In light of a spate of bloody crimes against lesbians, including the murder of two activists earlier this month, Thamm penned an op-ed blasting the Rainbow Nation’s lackluster investigative tactics…

Themm writes:

The pattern is disturbing and police spokespersons have consistently refused to describe these murders as “hate crimes”, claiming there is no proof of this.

The same worrying official denial was evident among police in the Western Cape investigating the death of at least 40 Somali traders who were killed in attacks that were clearly xenophobic.

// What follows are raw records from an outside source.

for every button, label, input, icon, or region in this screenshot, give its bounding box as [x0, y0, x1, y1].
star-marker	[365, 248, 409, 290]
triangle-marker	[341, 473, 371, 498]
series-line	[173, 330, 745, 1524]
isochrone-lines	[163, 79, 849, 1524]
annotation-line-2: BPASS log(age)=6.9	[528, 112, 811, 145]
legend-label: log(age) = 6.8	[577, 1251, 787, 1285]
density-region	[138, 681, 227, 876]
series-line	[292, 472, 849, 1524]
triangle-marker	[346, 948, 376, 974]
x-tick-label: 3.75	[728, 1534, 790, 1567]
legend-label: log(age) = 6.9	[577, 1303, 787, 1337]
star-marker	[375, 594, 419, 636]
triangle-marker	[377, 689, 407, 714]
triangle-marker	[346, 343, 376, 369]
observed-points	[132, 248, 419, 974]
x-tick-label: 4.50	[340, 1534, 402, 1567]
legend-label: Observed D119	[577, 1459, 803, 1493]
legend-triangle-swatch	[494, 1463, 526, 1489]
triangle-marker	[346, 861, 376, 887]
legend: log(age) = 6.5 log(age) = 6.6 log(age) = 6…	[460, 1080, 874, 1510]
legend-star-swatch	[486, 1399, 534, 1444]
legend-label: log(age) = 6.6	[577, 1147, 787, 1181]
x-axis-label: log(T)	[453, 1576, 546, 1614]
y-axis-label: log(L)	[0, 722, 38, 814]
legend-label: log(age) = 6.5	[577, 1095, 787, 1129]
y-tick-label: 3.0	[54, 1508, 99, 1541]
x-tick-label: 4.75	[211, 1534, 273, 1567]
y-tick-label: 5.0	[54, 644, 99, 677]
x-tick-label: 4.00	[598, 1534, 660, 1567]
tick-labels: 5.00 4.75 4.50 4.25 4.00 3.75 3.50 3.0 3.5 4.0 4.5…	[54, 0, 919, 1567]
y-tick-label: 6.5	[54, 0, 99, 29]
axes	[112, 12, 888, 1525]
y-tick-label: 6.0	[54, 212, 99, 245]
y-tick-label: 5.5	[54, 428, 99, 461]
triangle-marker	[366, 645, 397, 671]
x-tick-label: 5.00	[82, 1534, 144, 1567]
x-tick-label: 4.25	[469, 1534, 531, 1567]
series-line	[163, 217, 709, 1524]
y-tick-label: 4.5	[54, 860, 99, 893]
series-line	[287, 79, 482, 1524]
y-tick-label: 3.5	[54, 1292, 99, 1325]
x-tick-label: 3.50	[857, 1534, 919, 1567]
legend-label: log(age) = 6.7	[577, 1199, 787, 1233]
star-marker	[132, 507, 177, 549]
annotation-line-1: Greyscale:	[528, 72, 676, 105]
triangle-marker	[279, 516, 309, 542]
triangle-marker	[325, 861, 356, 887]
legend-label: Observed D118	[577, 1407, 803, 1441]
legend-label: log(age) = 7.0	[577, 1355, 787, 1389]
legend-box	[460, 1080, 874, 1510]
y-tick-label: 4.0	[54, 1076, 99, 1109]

It is almost as if authorities fear that owning up to the homoprejudice or the xenophobia that drive these crimes might oblige or require them to work differently in solving them. Perhaps they feel that categorising these crimes as “ordinary” might make them all just go away.

And so, while lesbians and gay men have constitutional protection in South Africa and enjoy the same rights as other South Africans, the community lives in a dual universe.

Cops chalked the most recent murders, during which Sizakele Sigasa and Salome Masooa were beaten and shot to death, to a robbery,but gay groups scoffed at the suggestion. Treatment Action Campaign swore: “This appears to have been a hate crime, committed by people who are intolerant of women and lesbians.” Perhaps their call to action – and Themm’s words – will force the ruling African National Congress to address this so-called “dual universe”.

South Africa’s gay failings were also evident during last week’s United Nation’s Economic and Social Council voted to accredit The Coalition gaie et lesbienne du Québec and the Swedish Federation for Lesbian, Gay, Bisexual and Transgender Rights (RFSL) as queer consultants. In those roles, the gay groups will help the international body write and enact gay-inclusive policy and edicts. Twenty-two countries affirmed their ascension, while thirteen denied their request. South Africa, meanwhile, chose to abstain from the vote – the second year the human rights bellwether neglected to lead as they should. Not surprisingly, Themm had some harsh words for their inaction:

It would be interesting to learn how the delegates who represented South Africa were selected and why it is they chose to abstain. Unfortunately their actions, particularly given the current situation in the country, could be read as a tacit endorsement of homoprejudice.

And not speaking out or showing clear leadership on these matters, has a terrible, terrible price.

The enraged activist then cheekily suggests RFSL and the Coalition visit South Africa to teach the government a lesson.

Don’t you just love a woman with balls?